05/01/2026
Voici une expérience rapportée par le Professeur Joseph Wong de la Faculté de Toronto au Canada. Elle fait déjà école chez des médecins français qui intègrent cette pratique de l’entretien annuel, loin de la pratique habituelle mais si proche de l’accompagnement…
« Chaque année, je vois mon médecin pour un examen médical, un contrôle et un suivi. Mon médecin me programme toujours une heure complète (ce qu’il fait avec tous les patients), ce qui est rare, je sais.
Nous passons l’heure à revoir les analyses de sang, ainsi que toutes les pressions et les émotions qu’on endure lors d’un examen annuel.
Mais nous passons aussi cette heure à discuter. Beaucoup. Il me demande comment ça se passe dans ma vie professionnelle et avec ma famille. Nous parlons de choses qui se passent bien, et de choses qui m’inquiètent. Il me connaît vraiment bien, et fait l’effort de mieux me connaître. Il prend beaucoup de notes.
Lors de ma dernière visite, je lui ai demandé pourquoi il consacrait autant de temps à chaque patient. J’étais reconnaissant, mais sincèrement perplexe. Dans un système de santé à l’acte, les médecins sont rémunérés pour les services rendus. Il n’est pas motivé à passer beaucoup de temps avec moi ; En fait, il est incité à voir le plus de patients possible. Ainsi, la plupart des gens, s’ils ont de la chance, ont 15 ou 20 minutes avec leur médecin.

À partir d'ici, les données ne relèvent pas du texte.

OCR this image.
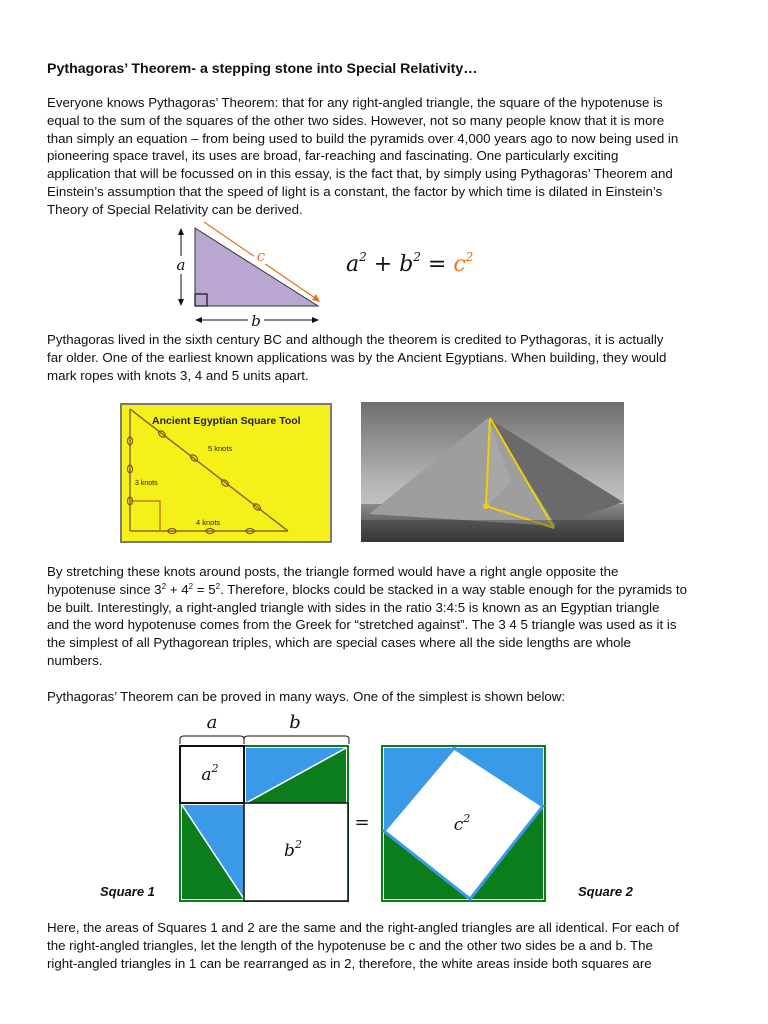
Pythagoras’ Theorem- a stepping stone into Special Relativity…
Everyone knows Pythagoras’ Theorem: that for any right-angled triangle, the square of the hypotenuse is
equal to the sum of the squares of the other two sides. However, not so many people know that it is more
than simply an equation – from being used to build the pyramids over 4,000 years ago to now being used in
pioneering space travel, its uses are broad, far-reaching and fascinating. One particularly exciting
application that will be focussed on in this essay, is the fact that, by simply using Pythagoras’ Theorem and
Einstein’s assumption that the speed of light is a constant, the factor by which time is dilated in Einstein’s
Theory of Special Relativity can be derived.
a
b
c	$a^2 + b^2 = c^2$
Pythagoras lived in the sixth century BC and although the theorem is credited to Pythagoras, it is actually
far older. One of the earliest known applications was by the Ancient Egyptians. When building, they would
mark ropes with knots 3, 4 and 5 units apart.
Ancient Egyptian Square Tool
5 knots
3 knots
4 knots
By stretching these knots around posts, the triangle formed would have a right angle opposite the
hypotenuse since $3^2 + 4^2 = 5^2$. Therefore, blocks could be stacked in a way stable enough for the pyramids to
be built. Interestingly, a right-angled triangle with sides in the ratio 3:4:5 is known as an Egyptian triangle
and the word hypotenuse comes from the Greek for “stretched against”. The 3 4 5 triangle was used as it is
the simplest of all Pythagorean triples, which are special cases where all the side lengths are whole
numbers.
Pythagoras’ Theorem can be proved in many ways. One of the simplest is shown below:
a	b
$a^2$
$b^2$
=	$c^2$
Square 1	Square 2
Here, the areas of Squares 1 and 2 are the same and the right-angled triangles are all identical. For each of
the right-angled triangles, let the length of the hypotenuse be c and the other two sides be a and b. The
right-angled triangles in 1 can be rearranged as in 2, therefore, the white areas inside both squares are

Il m’a dit que jusqu’à 90 % des diagnostics peuvent être posés sans tests, mais simplement en connaissant vraiment l’historique de son patient. La santé humaine est complexe, multicausale. Connaître ses habitudes, ses centres d’intérêt, ses priorités, son mode de vie peut en apprendre beaucoup sur ce qui pourrait affliger quelqu’un, voire sur ce qui pourrait affecter quelqu’un.
En d’autres termes, a-t-il expliqué que passer du temps de qualité à discuter avec les patients favorise une meilleure santé et, en fin de compte, un système de santé plus efficace et performant……

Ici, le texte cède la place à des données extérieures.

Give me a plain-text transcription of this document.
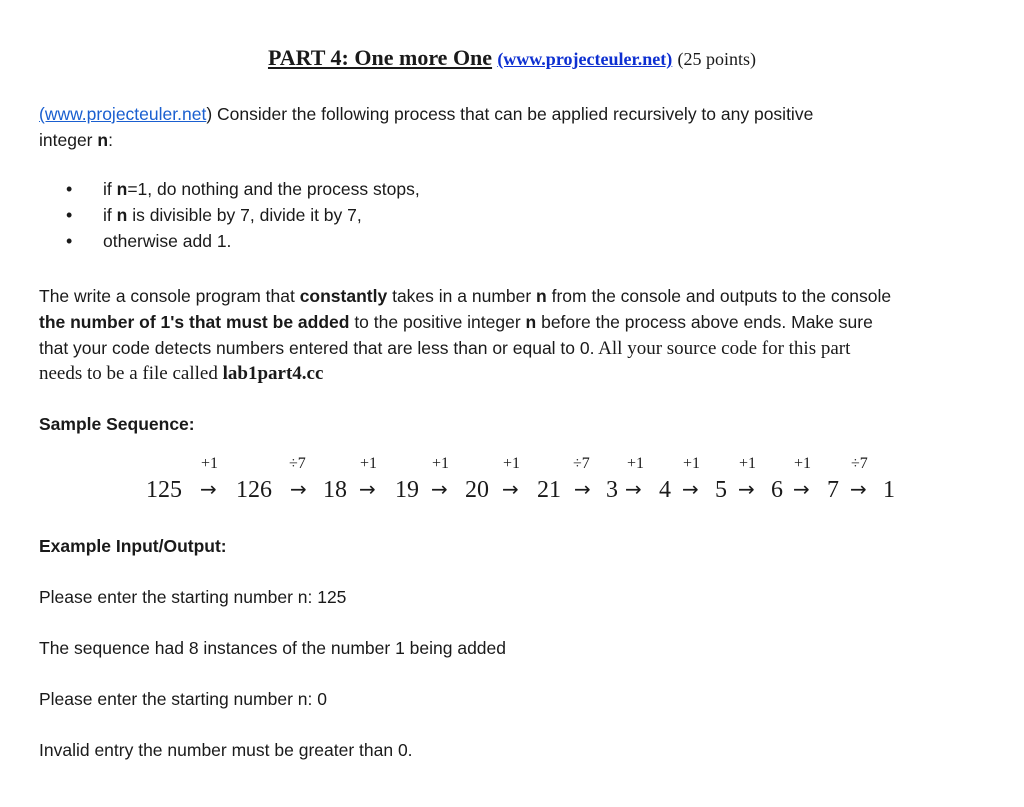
PART 4: One more One (www.projecteuler.net) (25 points)
(www.projecteuler.net) Consider the following process that can be applied recursively to any positive
integer n:
• if n=1, do nothing and the process stops,
• if n is divisible by 7, divide it by 7,
• otherwise add 1.
The write a console program that constantly takes in a number n from the console and outputs to the console
the number of 1's that must be added to the positive integer n before the process above ends. Make sure
that your code detects numbers entered that are less than or equal to 0. All your source code for this part
needs to be a file called lab1part4.cc
Sample Sequence:
125
+1
→ 126
÷7
→ 18
+1
→ 19
+1
→ 20
+1
→ 21
÷7
→ 3
+1
→ 4
+1
→ 5
+1
→ 6
+1
→ 7
÷7
→ 1
Example Input/Output:
Please enter the starting number n: 125
The sequence had 8 instances of the number 1 being added
Please enter the starting number n: 0
Invalid entry the number must be greater than 0.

…..Il est déploré que …..dans le système de santé américain d’aujourd’hui, les médecins ne passent pas de temps avec leurs patients. Les patients sont des consommateurs et la santé est un produit à vendre, et pour ceux qui peuvent se le permettre. Les médecins ne sont pas incités à passer du temps avec leurs patients, ni à mieux les connaître. En conséquence, la santé en souffre, et la démocratie aussi, il s’avère que c’est le cas ».